Some sales can fall through with older houses, especially ones with extensions that aren’t clean-cut. Everyone falls in love with your typical old cottage in this area — the next thing, a survey report shows all sorts behind the walls or roof. That’s when the real trouble starts.
“Many estate agents are saying that the first six months of 2023 are going to be flat”
Michael* has been an auctioneer for almost 40 years. He works primarily in south Dublin city centre with properties at the higher end of the market.
I definitely advise people to get their house dressed for sale, but without going overboard. Don’t rush up the paint for the sake of it, as people will see right through it, but showing the property off at its best possible condition will work. Furnished houses are much easier to sell than unfurnished ones. I think a lot of people looking at a house would like to see what kind of furniture fits where.
If you have a BER rating of F or G, the reality is that you’re not going to get the top of the market.
I’ve been talking to other agents, and many of them are saying the first six months of 2023 are going to be flat. In terms of price changes, we were looking at a 10pc or 12pc increase [in prices] for the first four months of this year. At the end of June, that figure was about 3.4pc. I think for the end of the year, it could fall to about 2pc. More stock will always come on the market when the market starts to slow down.
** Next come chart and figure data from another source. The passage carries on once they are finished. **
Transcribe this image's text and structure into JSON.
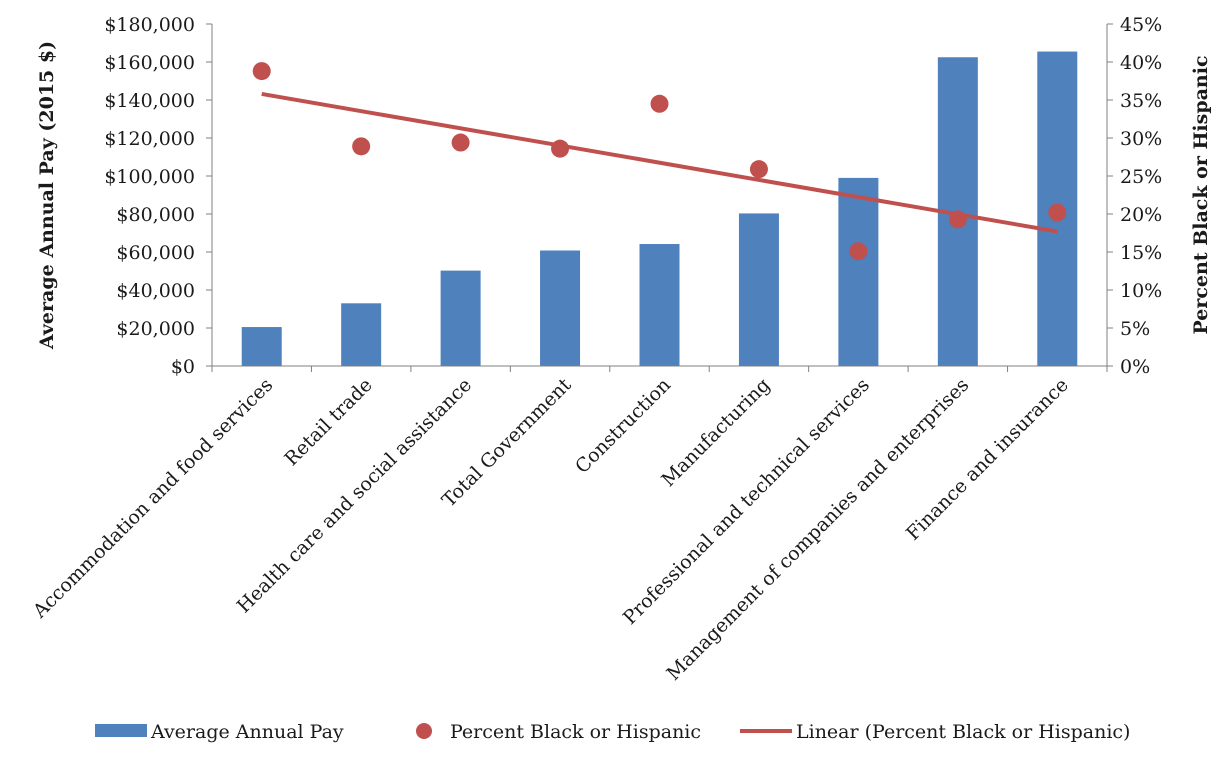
{
  "chart_data": {
    "type": "bar",
    "categories": [
      "Accommodation and food services",
      "Retail trade",
      "Health care and social assistance",
      "Total Government",
      "Construction",
      "Manufacturing",
      "Professional and technical services",
      "Management of companies and enterprises",
      "Finance and insurance"
    ],
    "series": [
      {
        "name": "Average Annual Pay",
        "kind": "bar",
        "axis": "left",
        "color": "#4f81bd",
        "values": [
          20500,
          33000,
          50200,
          60800,
          64200,
          80300,
          99000,
          162500,
          165500
        ]
      },
      {
        "name": "Percent Black or Hispanic",
        "kind": "scatter",
        "axis": "right",
        "color": "#c0504d",
        "values": [
          0.388,
          0.289,
          0.294,
          0.286,
          0.345,
          0.259,
          0.151,
          0.193,
          0.202
        ]
      }
    ],
    "trendline": {
      "name": "Linear (Percent Black or Hispanic)",
      "color": "#c0504d",
      "start": 0.358,
      "end": 0.177
    },
    "ylabel": "Average Annual Pay (2015 $)",
    "y2label": "Percent Black or Hispanic",
    "ylim": [
      0,
      180000
    ],
    "y2lim": [
      0,
      0.45
    ],
    "yticks": [
      "$0",
      "$20,000",
      "$40,000",
      "$60,000",
      "$80,000",
      "$100,000",
      "$120,000",
      "$140,000",
      "$160,000",
      "$180,000"
    ],
    "y2ticks": [
      "0%",
      "5%",
      "10%",
      "15%",
      "20%",
      "25%",
      "30%",
      "35%",
      "40%",
      "45%"
    ],
    "grid": false,
    "legend_position": "bottom"
  }
}
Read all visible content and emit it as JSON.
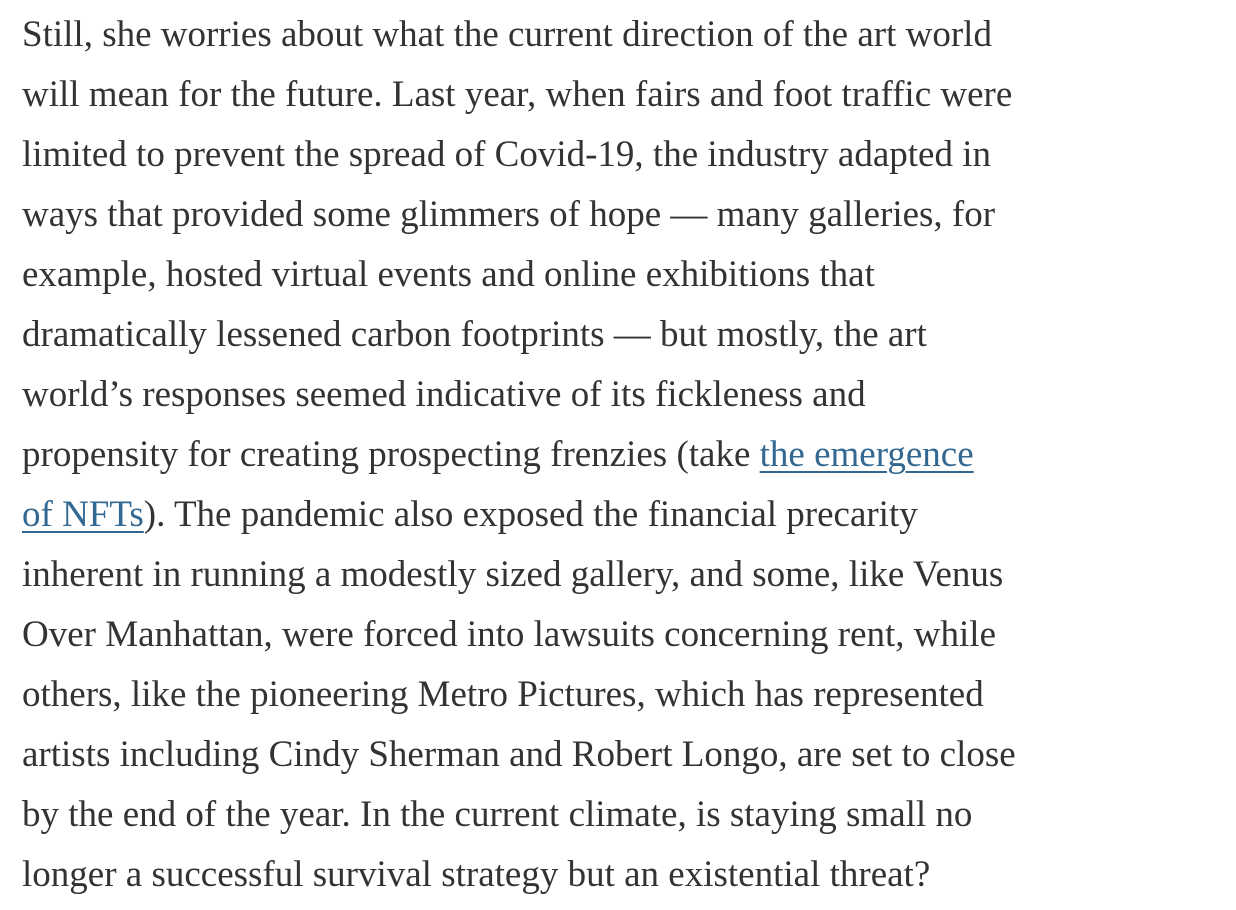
{
  "article": {
    "paragraph": {
      "line1": "Still, she worries about what the current direction of the art world",
      "line2": "will mean for the future. Last year, when fairs and foot traffic were",
      "line3": "limited to prevent the spread of Covid-19, the industry adapted in",
      "line4": "ways that provided some glimmers of hope — many galleries, for",
      "line5": "example, hosted virtual events and online exhibitions that",
      "line6": "dramatically lessened carbon footprints — but mostly, the art",
      "line7": "world’s responses seemed indicative of its fickleness and",
      "line8_before_link": "propensity for creating prospecting frenzies (take ",
      "link_part1": "the emergence",
      "link_part2": "of NFTs",
      "line9_after_link": "). The pandemic also exposed the financial precarity",
      "line10": "inherent in running a modestly sized gallery, and some, like Venus",
      "line11": "Over Manhattan, were forced into lawsuits concerning rent, while",
      "line12": "others, like the pioneering Metro Pictures, which has represented",
      "line13": "artists including Cindy Sherman and Robert Longo, are set to close",
      "line14": "by the end of the year. In the current climate, is staying small no",
      "line15": "longer a successful survival strategy but an existential threat?"
    },
    "colors": {
      "text": "#333333",
      "link": "#326891",
      "background": "#ffffff"
    }
  }
}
“A small degree of power pretty much blows sellers’ heads out”
Phil* is an estate agent working in the west.
Sellers are getting greedier and greedier. I’m seeing it more and more all the time. I’m dealing with a number of housewives who have never sold a house in their life, and a small degree of power pretty much blows their heads out. They’re determined to say they got 10 grand more for their house than next door. I’m forever having to tell people that there are very strong reasons why they should accept a reasonable offer as recommended by their auctioneer.
It’s time to get with the programme. It’s winter now, lads. The sun is gone. Buyers will have less spending power than before, but for many sellers the penny still hasn’t dropped.
My heart goes out to a young buyer just trying to get a place to live and putting their heart on their sleeve. If they come up against an investment buyer, they don’t have a hope. They don’t have the savvy that an investor would have. They tell me how much they love the house, while an investor will say, “I don’t care where I buy, it’s all the same to me.”